- Decades:: 1940s; 1950s; 1960s; 1970s; 1980s;
- See also:: Other events of 1967; Timeline of Singaporean history;

= 1967 in Singapore =

The following lists events that happened during 1967 in Singapore.

- National Service was first introduced in Singapore by Defence Minister, Goh Keng Swee

==Incumbents==
- President: Yusof Ishak
- Prime Minister: Lee Kuan Yew

==Events==
===January===
- 27 January – The Chartered Industries of Singapore is established to produce ammunition for the Singapore Armed Forces.

===February===
- 15 February – The Civilian War Memorial is unveiled at the War Memorial Park.
- 24 February – 1967 by-elections: Nomination day is held for the by-elections. After nominations closed, People's Action Party (PAP) candidates Teo Hup Teck (Jalan Kayu), Chew Chin Han (Tampines), Pathmanaban Selvadurai (Bukit Panjang) and Lim Soo Peng (Havelock) win their seats via a walkover.
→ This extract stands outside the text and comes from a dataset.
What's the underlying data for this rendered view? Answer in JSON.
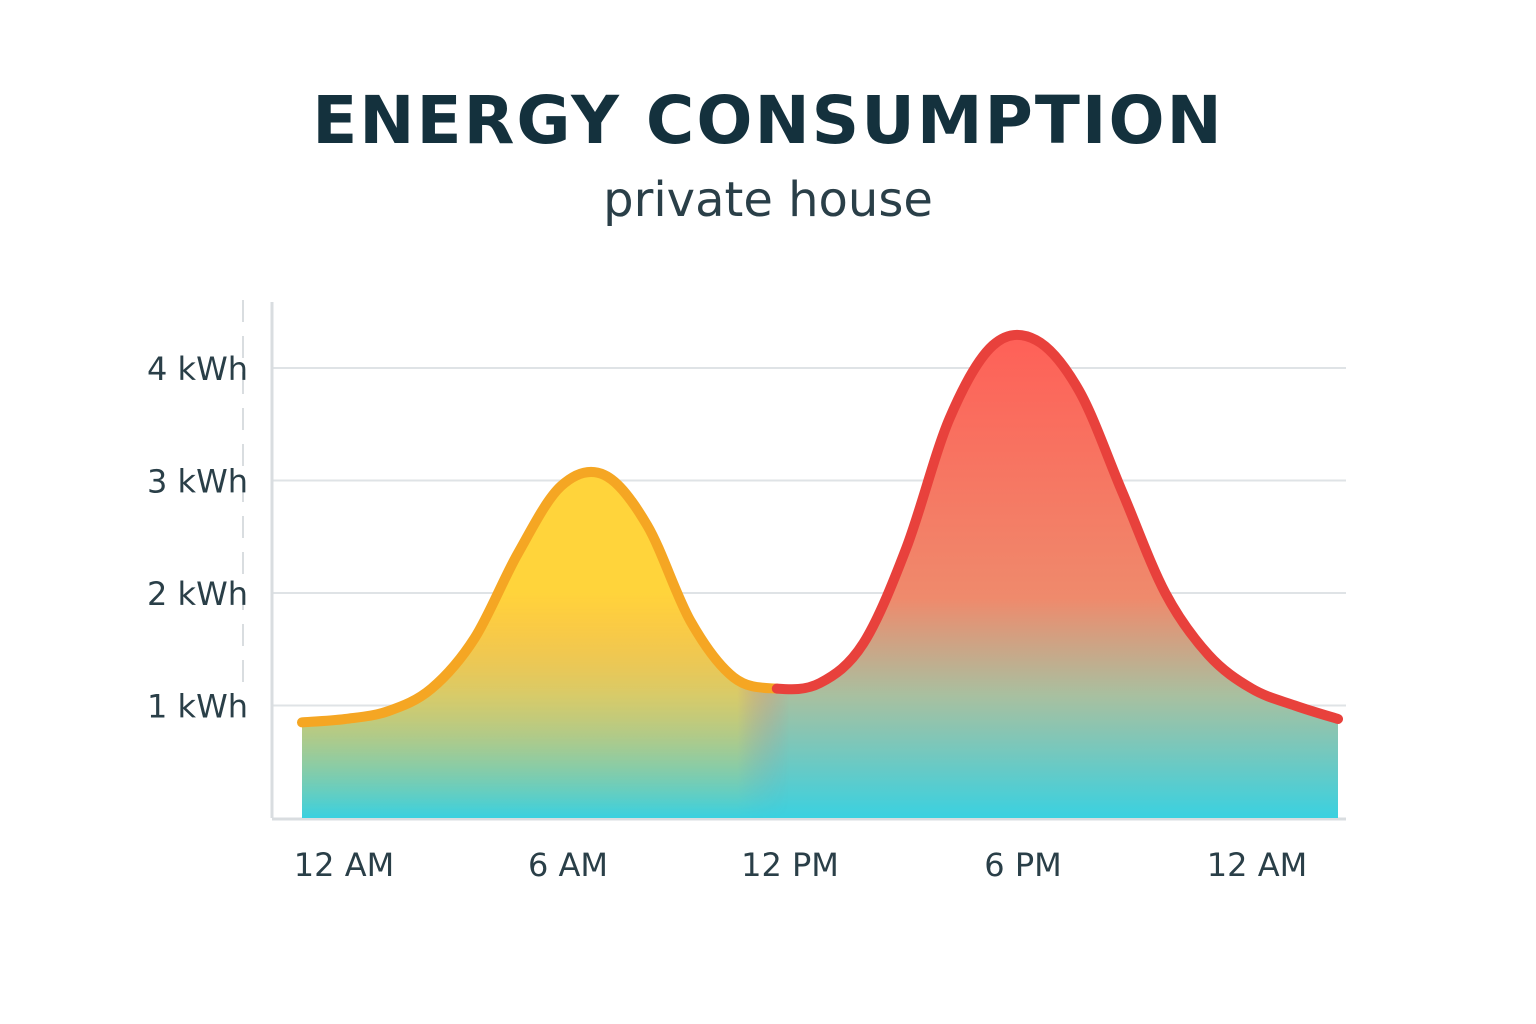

However, there is a contest for the Thomson seat, where PAP's Ang Nam Piau campaigned against two independent candidates, M. P. D. Nair and Chan Yoke Kwong.

===March===
- 7 March – The 1967 by-election is held in the Thomson constituency only. After polling closed, PAP's Ang Nam Piau won by a huge majority of 9,407 votes against M. P. D. Nair and Chan Yoke Kwong, who had garnered 1,310 and 537 votes respectively. The by-election resulted in the PAP having all the seats in Parliament until the 1981 Anson by-election, where J. B. Jeyaretnam from the Workers' Party wins the by-election.
- 14 March – The National Service bill is passed by the parliament.
- 18 March – Shin Min Daily News is launched.
- 28 March – Registrations for National Service begin at the Central Manpower Base.
- 30 March – The SEACOM cable is launched. The cable went in operation until its decommissioning in 1986.

===April===
- 7 April – The Board of Commissioners of Currency, Singapore (present day Monetary Authority of Singapore) is established with the power to issue Singapore currency.

===May===
- 5 May – The Republic of Singapore Navy is formed.
- 11 May – The Garden City vision was introduced to make Singapore a clean and green city, with the planting of trees.

===June===
- 12 June – The first currency notes, known as the Orchid series were issued, as well as the Marine Series.

===July===
- July – The first batch of the army is drafted for National Service.

===August===
- 8 August – Singapore is one of the founding members of the Association of Southeast Asian Nations (ASEAN).

===October===
- 30 October - The Science Council of Singapore is formed to develop Singapore's capabilities in science and technology.

==Births==
- 1 July – Kym Ng, actress.
- 31 March – Ang Wei Neng, politician and business leader.
- 13 April – Jimmy Nah, actor and comedian. (d. 2008)
- 12 June – Penny Low, former PAP MP for Pasir Ris–Punggol GRC.
- 6 October – Terence Cao, actor.
- 30 October – Murali Pillai, PAP MP for Bukit Batok SMC and Jurong East–Bukit Batok GRC.
- 31 October – Mardan Mamat, golf player.
- 21 November – Benedict Tan, former national sailor.
- Claire Tham, author.
- Joan Pereira, PAP MP for Tanjong Pagar GRC.
- Desmond Lim, 2nd Chairman of the Singapore Democratic Alliance.

==Deaths==
- 5 January – Xing Ying, writer and editor of literary supplements (b. 1911).
- 19 May – Chew Hock Leong, former Chairman of the Public Service Commission and former General Manager of OCBC (b. 1897).
- 2 June – Lee Kong Chian, businessman, philanthropist and Chinese community leader (b. 1893).
- 14 June – Yeo Chan Boon, Teochew community leader (b. 1881).
- 6 November – Ng Keng Siang, architect (b. 1908).